Le Saint Apôtre Jacques dit: «Mais la sagesse d’en haut est premièrement pure, ensuite pacifique, condescendante, traitable, pleine de miséricorde et de bons fruits, sans partialité, sans hypocrisie. Le fruit de justice se sème dans la paix par ceux qui pratiquent la paix.» (Jacques 3, 17-18), et l’Apôtre Pierre enseigne ceci: «Dieu résiste aux orgueilleux et donne sa grâce aux humbles. » (1Pierre 5,5). Nous sommes tous, très différents les uns par rapport aux autres, mais tous nous avons ressenti cette grâce et avons été attirés comme par une source d’eau pure et curatrice. Quelque part dans la sage Providence Divine, il est établi que l’homme trouve dans la perte, voit clairement dans l’absence, se renforce dans la privation, se durcit dans la souffrance. Dans la perte, nous avons gagné un intercesseur céleste, nous avons perdu sa présence ici dans ce monde, mais nous n’avons pas perdu son aide dans la prière après son départ pour la terre des justes. Batiouchka a quitté la vie terrestre, mais la communication avec les gens n’a pas été interrompue. En voyant dans la séparation, nous comprenons avec quel berger nous sommes entrés en relations. Comme avant, avec tristesse et joie, les gens se précipitent vers le lieu de son repos terrestre, au village de Deoulino, toujours décoré de fleurs vivantes. Non seulement ces gens y arrivent de différentes villes de Russie, mais d’autres pays également viennent ceux qui connurent le Père de Boris pendant sa vie terrestre, et ceux qui ressentent seulement maintenant sa force spirituelle.

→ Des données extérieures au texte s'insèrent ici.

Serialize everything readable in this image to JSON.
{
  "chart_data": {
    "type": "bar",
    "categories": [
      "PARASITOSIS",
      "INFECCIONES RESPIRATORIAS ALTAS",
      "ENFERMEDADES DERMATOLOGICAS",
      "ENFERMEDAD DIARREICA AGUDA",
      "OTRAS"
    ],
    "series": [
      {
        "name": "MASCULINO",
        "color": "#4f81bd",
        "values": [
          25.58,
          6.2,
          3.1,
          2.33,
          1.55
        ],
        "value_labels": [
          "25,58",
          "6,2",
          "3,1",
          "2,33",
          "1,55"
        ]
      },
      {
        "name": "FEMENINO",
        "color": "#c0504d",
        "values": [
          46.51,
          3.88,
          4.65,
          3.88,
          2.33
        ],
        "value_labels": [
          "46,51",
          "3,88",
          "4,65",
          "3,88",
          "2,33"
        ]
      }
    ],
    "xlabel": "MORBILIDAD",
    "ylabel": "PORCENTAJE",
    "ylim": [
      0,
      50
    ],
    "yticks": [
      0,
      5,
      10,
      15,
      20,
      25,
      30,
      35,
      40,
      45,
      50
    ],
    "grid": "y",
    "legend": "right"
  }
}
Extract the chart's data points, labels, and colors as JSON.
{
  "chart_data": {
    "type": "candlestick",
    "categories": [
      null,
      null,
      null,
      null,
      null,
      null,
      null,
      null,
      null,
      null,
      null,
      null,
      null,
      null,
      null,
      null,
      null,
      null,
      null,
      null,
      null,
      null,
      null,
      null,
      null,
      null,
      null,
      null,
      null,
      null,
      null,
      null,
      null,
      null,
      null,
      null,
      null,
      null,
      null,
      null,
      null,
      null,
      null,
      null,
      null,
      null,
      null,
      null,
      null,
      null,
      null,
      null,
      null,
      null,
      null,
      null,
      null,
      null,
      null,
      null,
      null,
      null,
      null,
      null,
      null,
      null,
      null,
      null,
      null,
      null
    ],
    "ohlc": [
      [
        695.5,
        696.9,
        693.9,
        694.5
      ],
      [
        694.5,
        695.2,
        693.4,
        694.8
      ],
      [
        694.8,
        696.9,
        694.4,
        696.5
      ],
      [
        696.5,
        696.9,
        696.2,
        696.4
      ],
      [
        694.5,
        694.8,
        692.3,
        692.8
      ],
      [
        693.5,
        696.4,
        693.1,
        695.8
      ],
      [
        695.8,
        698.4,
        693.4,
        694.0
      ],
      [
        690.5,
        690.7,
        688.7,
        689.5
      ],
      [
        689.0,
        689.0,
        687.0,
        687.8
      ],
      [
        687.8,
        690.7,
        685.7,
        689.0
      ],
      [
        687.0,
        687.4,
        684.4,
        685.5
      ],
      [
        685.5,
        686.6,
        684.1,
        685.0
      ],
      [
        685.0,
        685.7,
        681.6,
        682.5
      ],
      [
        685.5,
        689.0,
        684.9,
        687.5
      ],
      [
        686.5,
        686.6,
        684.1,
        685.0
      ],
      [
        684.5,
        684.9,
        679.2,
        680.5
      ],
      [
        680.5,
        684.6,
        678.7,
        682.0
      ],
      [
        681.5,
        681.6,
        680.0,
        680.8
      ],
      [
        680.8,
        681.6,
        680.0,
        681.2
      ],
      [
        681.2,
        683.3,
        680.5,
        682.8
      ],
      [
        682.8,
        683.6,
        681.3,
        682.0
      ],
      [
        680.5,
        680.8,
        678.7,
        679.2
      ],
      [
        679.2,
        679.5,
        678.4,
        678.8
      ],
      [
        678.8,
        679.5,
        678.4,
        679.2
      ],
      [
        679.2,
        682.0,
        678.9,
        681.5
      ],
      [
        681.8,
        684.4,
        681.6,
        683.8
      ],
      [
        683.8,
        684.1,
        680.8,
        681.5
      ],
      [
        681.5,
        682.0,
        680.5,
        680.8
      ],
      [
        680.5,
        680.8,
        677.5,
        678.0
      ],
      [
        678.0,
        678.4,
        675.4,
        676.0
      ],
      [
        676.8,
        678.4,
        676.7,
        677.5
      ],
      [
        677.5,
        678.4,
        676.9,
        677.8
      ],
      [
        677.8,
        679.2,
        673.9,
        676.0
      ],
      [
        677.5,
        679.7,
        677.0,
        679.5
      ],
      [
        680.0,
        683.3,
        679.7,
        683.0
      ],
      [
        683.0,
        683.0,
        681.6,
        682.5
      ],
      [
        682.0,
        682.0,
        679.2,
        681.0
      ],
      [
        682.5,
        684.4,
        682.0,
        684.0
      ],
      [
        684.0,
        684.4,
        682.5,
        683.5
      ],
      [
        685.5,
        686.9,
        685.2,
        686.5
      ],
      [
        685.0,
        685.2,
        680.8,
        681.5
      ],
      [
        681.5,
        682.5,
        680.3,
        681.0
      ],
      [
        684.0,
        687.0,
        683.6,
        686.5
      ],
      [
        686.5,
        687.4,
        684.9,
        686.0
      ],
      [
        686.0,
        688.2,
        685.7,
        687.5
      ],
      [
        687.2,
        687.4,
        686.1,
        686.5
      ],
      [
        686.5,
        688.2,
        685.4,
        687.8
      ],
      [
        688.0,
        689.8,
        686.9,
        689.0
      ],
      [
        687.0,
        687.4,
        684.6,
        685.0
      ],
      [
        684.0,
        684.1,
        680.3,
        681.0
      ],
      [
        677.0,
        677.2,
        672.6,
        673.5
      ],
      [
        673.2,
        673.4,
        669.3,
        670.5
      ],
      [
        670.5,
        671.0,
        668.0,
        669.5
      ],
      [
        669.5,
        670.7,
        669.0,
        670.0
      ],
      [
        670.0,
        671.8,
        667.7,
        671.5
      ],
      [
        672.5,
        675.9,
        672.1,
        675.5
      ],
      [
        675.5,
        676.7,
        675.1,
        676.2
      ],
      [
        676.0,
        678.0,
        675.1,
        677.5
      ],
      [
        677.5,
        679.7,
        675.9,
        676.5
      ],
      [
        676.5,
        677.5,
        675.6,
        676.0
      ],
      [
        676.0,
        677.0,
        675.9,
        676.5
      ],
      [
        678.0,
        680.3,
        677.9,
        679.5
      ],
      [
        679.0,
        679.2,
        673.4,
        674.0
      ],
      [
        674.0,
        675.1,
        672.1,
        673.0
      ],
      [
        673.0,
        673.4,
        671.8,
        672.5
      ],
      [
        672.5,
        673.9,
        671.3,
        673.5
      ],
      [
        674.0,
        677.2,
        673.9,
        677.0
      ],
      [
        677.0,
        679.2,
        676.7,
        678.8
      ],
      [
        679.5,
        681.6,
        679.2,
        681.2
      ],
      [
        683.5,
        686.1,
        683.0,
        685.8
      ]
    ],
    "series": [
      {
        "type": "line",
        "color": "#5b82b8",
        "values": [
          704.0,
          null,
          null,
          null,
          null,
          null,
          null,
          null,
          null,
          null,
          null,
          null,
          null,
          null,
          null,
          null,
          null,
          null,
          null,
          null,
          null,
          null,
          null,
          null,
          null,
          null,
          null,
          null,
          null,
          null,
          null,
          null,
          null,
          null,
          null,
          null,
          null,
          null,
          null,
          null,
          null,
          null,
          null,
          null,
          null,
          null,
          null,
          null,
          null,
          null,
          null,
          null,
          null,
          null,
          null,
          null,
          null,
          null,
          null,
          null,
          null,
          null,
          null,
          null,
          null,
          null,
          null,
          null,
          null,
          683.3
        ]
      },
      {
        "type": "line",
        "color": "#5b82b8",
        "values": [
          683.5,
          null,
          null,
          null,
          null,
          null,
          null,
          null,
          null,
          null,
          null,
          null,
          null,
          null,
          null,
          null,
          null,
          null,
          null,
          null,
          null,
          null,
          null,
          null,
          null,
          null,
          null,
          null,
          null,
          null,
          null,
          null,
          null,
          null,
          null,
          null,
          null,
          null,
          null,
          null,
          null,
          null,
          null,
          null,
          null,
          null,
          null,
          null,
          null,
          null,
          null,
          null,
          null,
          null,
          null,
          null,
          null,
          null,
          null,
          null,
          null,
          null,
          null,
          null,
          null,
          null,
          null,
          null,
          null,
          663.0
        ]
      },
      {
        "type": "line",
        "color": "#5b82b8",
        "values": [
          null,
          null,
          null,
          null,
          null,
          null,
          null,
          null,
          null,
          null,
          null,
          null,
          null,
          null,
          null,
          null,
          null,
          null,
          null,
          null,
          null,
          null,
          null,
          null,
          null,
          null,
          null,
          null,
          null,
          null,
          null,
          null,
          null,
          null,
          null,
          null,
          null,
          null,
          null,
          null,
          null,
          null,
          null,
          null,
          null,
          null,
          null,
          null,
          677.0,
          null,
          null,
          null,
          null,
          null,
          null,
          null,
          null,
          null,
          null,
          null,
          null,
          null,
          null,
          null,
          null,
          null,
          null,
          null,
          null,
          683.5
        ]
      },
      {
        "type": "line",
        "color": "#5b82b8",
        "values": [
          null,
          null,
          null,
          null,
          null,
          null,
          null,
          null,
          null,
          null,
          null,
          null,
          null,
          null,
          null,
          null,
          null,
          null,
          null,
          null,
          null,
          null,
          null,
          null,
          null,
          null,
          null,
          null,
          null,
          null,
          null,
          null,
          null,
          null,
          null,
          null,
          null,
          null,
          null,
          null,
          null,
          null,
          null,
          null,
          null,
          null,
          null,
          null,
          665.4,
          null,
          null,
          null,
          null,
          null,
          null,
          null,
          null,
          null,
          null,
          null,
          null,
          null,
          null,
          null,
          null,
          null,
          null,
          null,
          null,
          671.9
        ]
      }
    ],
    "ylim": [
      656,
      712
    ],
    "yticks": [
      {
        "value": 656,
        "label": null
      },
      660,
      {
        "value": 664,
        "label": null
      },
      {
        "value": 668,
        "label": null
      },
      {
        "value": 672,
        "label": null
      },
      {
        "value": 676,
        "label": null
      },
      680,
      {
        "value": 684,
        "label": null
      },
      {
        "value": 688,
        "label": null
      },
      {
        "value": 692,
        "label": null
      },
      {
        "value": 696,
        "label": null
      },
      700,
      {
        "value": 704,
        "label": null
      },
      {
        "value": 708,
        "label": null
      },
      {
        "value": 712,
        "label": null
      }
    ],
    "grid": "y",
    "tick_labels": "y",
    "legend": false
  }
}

Ceux qui ne pouvaient vivre sans ses conseils auparavant ne le peuvent toujours pas maintenant. L’amour et l’aide bienfaisante du Starets continuent à attirer; les gens viennent exprimer à Batiouchka leurs peines, leurs joies, leurs pensées et, fortifiés par ses prières, reçoivent la compréhension, la guérison, la paix spirituelle. Plus tard ils reviennent, avec gratitude. Maintenant, sa grande audace se déploie de plus en plus devant le Seigneur, alors qu’ici, il la dissimulait dans son humilité.
Au fil du temps de nouveaux livres seront probablement publiés au sujet de Batiouchka, sur sa proximité avec Dieu, sur la grandeur de ses exploits monastiques, et tous ceux qui se tourneront sincèrement vers lui, demandant ses prières, seront convaincus de la justesse de tout ce qui a été écrit à son sujet.
Un prêtre âgé du Monastère Saint-Nicolas-Babaevski, après avoir célébré un moleben commémoratif sur la tombe du Père Boris déclara, en regardant la photo de Batiouchka, retenant à peine ses larmes: «Je n’ai pas vu le Père Boris de mon vivant… mais les gens ne se sont pas trompés, et personne ne se trouvera devant une source tarie».
Oui, les gens viennent, attirés comme avant, et reçoivent la consolation. En vérité les justes vivent dans les siècles des siècles (Sagesse 5, 15). Batiouchka est vivant, il s’en est seulement allé dans ce monde invisible pour nous, là où pour nous tous, pour la Russie, les saints intercèdent et par l’aide de leur prière, ils ne nous abandonnent pas, nous les pécheurs. Après avoir enduré tout ce que le Seigneur lui avait envoyé, le Père Boris nous laissa un bon souvenir, une empreinte lumineuse, des cœurs réchauffés, des âmes renouvelées, avançant sur le chemin de croix des tribulations et des privations. Mais le chemin de croix, accepté au nom de Dieu, mène toujours à la victoire. La vie du père se mesure avec une aune particulière: la loi de l’esprit. Les centaines, les milliers de gens qui viennent auprès du Père Boris les jours de commémoration, en sont le vivant témoignage. Mémoire éternelle, Higoumène Boris de bienheureuse mémoire, cher Batiouchka bien-aimé.